Ozzie finished his chocolate and retied his hair with a small band of leather so that it didn’t flop down over his eyes. “They are not underground,” he said. “You do not build islands in something like the gas halo, and then populate them with troglodyte species. Nothing lives here.”

“What’s a trogodite?” Orion asked.

“Someone who lives underground.”

“Excuse me, friend Ozzie,” Tochee said. “But this whole gas halo is lacking in logic. We might yet find some life belowground. Why else would you build islands in the sky?”

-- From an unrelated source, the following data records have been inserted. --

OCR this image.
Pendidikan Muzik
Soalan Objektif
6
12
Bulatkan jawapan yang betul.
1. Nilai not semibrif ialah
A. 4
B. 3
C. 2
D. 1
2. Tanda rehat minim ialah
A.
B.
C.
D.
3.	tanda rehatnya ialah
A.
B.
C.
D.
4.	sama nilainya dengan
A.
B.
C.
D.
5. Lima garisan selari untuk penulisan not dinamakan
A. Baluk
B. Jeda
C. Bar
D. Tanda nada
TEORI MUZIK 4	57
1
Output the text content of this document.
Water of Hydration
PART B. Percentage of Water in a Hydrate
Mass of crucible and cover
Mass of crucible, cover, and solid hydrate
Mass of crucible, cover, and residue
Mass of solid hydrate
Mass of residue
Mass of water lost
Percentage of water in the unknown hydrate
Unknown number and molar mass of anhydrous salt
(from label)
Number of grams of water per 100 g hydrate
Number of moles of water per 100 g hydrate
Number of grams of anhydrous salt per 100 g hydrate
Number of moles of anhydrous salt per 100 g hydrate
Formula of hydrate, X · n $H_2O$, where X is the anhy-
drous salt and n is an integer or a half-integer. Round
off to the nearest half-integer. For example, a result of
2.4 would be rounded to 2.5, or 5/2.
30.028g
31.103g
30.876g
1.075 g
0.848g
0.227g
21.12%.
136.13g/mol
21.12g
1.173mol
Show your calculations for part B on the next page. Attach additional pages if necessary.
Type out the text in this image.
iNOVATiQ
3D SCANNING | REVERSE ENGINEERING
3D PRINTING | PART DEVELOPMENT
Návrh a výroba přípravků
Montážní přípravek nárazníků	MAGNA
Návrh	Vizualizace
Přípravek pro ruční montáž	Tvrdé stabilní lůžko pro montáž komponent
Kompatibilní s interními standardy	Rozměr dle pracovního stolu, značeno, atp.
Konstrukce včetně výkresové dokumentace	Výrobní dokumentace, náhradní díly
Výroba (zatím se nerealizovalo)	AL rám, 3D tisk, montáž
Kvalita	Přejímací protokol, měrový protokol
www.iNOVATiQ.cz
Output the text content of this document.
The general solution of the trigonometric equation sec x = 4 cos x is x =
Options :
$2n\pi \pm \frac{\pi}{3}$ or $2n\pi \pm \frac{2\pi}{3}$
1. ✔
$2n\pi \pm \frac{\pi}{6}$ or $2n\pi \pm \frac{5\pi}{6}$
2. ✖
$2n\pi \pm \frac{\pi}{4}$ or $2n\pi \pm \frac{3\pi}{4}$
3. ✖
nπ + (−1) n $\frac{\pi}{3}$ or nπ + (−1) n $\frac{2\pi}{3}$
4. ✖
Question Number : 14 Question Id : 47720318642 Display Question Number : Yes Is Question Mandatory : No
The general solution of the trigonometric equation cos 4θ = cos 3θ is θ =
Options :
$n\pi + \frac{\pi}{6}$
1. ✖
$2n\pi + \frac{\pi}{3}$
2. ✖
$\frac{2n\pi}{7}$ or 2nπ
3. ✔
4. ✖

“Carbon sinks,” Ozzie said. “It’s all a question of scale, which is admittedly difficult to get your head around. Even I’m having serious trouble with this when I look up and see sky that goes on forever. But we know that there is a lot of animal life flapping around inside the gas halo. As it’s a standard oxygen-nitrogen mix it’s pretty safe to say they all breathe oxygen, and exhale carbon dioxide, or some other waste product. Now I’m sure it would take billions of years for all those animals to poison something as gigantic as the gas halo, but it will happen unless the opposite process is active. You can either do it artificially, with machines; or the green way, with plants. And that’s what this reef is, a part of the ecosystem. It probably doubles as a food garden and watering hole as well. The air-desert equivalent of an oasis.”

“You said there was machinery inside it,” Orion said, his tone accusing.

“There is some kind of gravity generator, certainly, man, and that probably has a steering function; I’m pretty sure it was put on a collision course with us. The rest of it is all biological.”

“What’s the point if they can clean the air with machines?”

“I suspect they built all of this just for the hell of it, man, the enjoyment of living in something so utterly fantastic. I know I would if I could. I already did something like this on a minuscule scale back home.”

“Did you?”

“Very small scale, yeah.”

“What?”

“It’s an artificial environment; nothing special, not important. Look, the reason I’m interested in trying to locate the gravity generator in this reef is because I might figure out how to use it to steer us somewhere.” He held a hand up to stall both of them. “And no, guys, I don’t know where yet, but a degree of control would be useful at this moment in time, okay? We really are out of all other options.”

“You said that back on the water island.” Orion’s grin was pure disrespect.

“Shows you how little I know. Come on, Tochee’s probably right about the inspection hatch being close to the center. Let’s go see if we can find it.”

The intricacy of the reef’s jungle fascinated Ozzie; it was a work of art. There was a near-uniform gap between the ground and the first level of branches of about four meters. Just right for a human or a Silfen to walk comfortably in the low gravity without hitting their head on branches. In fact, if you happened to push off too hard the lacework of branches and twigs was dense enough for a simple slap of the hand to help flatten out the arc of your glide-walk. An overhead safety net, basically. Ozzie was convinced that was deliberate. So if the trees weren’t pruned, and he’d seen nothing to indicate they were, they must have been configured at a genetic level to grow like that. Even for a society with the resources to build the gas halo, that was a lot of work.